Mary Tyler Moore dies
Actress Mary Tyler Moore dead at 80 03:37

Mary Tyler Moore, an American actress and TV icon, has died, her publicist confirmed to CBS News. She was 80.

"Today, beloved icon Mary Tyler Moore passed away at the age of 80 in the company of friends and her loving husband of over 33 years, Dr. S. Robert Levine," Moore's longtime publicist, Mara Buxbaum, said in a statement. A groundbreaking actress, producer, and passionate advocate for the Juvenile Diabetes Research Foundation, Mary will be remembered as a fearless visionary who turned the world on with her smile."

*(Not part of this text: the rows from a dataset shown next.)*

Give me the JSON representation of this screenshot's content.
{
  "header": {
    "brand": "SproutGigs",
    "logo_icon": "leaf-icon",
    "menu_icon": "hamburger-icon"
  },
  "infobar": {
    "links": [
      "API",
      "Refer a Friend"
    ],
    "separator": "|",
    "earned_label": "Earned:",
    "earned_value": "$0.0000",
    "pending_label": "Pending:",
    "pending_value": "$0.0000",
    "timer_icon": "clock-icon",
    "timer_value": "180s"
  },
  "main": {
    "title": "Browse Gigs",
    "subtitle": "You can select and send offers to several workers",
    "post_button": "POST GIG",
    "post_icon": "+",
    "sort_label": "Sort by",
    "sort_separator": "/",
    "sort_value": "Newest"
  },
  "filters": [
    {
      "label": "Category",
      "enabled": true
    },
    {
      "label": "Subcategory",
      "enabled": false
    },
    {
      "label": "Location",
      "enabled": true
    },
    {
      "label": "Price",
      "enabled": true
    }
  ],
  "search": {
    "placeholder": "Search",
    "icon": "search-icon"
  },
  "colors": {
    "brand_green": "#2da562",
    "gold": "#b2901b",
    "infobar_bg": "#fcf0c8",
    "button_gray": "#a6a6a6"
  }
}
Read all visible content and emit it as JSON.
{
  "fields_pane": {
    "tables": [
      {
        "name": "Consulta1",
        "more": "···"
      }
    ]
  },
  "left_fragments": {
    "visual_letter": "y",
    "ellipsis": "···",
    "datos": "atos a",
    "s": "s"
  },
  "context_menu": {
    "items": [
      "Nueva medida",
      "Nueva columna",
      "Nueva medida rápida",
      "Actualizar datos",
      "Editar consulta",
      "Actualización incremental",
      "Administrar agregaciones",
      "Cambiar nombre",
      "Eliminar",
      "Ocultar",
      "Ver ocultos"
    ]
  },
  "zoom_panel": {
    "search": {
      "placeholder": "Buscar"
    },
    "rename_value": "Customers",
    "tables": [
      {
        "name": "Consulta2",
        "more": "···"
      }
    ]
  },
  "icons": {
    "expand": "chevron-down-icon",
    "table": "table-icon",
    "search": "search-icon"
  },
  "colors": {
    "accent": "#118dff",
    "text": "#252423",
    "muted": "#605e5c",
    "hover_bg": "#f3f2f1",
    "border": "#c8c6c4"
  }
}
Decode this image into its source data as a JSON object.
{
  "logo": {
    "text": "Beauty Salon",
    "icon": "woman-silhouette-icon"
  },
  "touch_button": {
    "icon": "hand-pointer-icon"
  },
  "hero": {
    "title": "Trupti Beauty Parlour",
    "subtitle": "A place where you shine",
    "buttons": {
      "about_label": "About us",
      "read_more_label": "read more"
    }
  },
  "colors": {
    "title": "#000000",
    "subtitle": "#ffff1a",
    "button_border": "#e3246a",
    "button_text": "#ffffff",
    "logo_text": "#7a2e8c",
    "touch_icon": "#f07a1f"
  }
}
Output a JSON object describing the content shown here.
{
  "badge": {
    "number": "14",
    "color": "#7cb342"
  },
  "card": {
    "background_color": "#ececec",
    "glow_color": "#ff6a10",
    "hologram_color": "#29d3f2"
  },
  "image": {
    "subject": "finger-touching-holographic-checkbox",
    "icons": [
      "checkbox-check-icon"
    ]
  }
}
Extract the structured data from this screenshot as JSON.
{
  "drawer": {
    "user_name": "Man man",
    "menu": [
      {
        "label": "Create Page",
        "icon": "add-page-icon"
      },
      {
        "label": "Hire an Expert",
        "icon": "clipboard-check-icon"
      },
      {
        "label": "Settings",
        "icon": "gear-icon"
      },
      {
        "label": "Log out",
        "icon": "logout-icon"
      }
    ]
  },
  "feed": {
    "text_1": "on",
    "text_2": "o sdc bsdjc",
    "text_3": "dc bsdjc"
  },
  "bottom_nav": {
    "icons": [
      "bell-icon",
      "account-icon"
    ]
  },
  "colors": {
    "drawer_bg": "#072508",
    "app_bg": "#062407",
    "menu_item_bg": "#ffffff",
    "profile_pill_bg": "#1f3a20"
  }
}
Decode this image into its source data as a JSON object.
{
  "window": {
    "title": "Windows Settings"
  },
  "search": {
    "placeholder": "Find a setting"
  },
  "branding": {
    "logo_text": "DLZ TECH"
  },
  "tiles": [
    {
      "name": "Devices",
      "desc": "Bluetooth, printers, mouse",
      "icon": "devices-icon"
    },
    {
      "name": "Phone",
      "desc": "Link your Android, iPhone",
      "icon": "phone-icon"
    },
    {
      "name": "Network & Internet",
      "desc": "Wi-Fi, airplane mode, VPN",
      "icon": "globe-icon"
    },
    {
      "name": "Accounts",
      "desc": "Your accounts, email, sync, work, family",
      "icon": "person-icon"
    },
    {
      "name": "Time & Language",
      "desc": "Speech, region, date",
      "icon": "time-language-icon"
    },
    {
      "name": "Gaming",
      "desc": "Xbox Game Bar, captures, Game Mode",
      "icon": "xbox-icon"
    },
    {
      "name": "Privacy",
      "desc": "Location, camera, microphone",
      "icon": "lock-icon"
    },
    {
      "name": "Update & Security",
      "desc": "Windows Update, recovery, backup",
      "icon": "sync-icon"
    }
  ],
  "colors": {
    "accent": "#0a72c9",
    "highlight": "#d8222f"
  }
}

Moore was born in Brooklyn on Dec. 29, 1936. In the 1950s, she began her career in live commercials as Happy Hotpoint.

Her big break came when Carl Reiner and Danny Thomas cast Moore in her star-making role as Laura Petrie, the hip and fun wife of Dick Van Dyke's Rob Petrie on "The Dick Van Dyke Show," which ran on CBS from 1961 to 1966.

But Moore was best known for her trailblazing role on "The Mary Tyler Moore Show" as a single career woman, then a rarity on TV. Also a CBS mainstay, it ran from 1970 to 1977.

She won seven Emmys over the course of her career, including five for Outstanding Lead Actress in a Comedy Series, a record she shared with Candace Bergen and Julia Louis-Dreyfus for the most wins in that category.

Moore also found great success in film, starring in 1967's "Thoroughly Modern Millie" and opposite Elvis Presley in 1969's "Change of Habit" before the launch of "The Mary Tyler Moore Show."

Moore was nominated for an Academy Award for Best Actress for her role as a frosty suburban mom in the 1980 film "Ordinary People," a role that came shortly after her own son, Richie, accidentally shot himself at the age of 24.

Over the course of her career, she also won a Tony, three Golden Globes and a SAG lifetime achievement award, and "The Mary Tyler Moore Show" was the recipient of a Peabody.

Remembering Mary Tyler Moore 01:14

Moore used her celebrity status to raise awareness about a cause dear to her, juvenile diabetes, and was a tireless advocate as the international chairperson for the Juvenile Diabetes Research Foundation, a position she held for over 30 years.

"Mary Tyler Moore was a once-in-a-generation talent," CBS chairman Leslie Moonves said in a statement. "She will be long remembered as a gifted actress, television pioneer and a role model to so many. CBS has lost one of the very best to ever grace our airwaves and our industry has lost a true legend and friend."

Reactions to Moore's death from colleagues and fans across the entertainment industry began pouring in Wednesday. 

Actor Dick Van Dyke tweeted: "There are no words," and linked to a YouTube clip of the dynamic duo performing together on "The Dick Van Dyke Show."

"Mary's energy, spirit and talent created a new bright spot in the television landscape and she will be very much missed," her "Ordinary People" director, Robert Redford, said in a statement. "The courage she displayed in taking on a role,("Ordinary People"), darker than anything she had ever done, was brave and enormously powerful."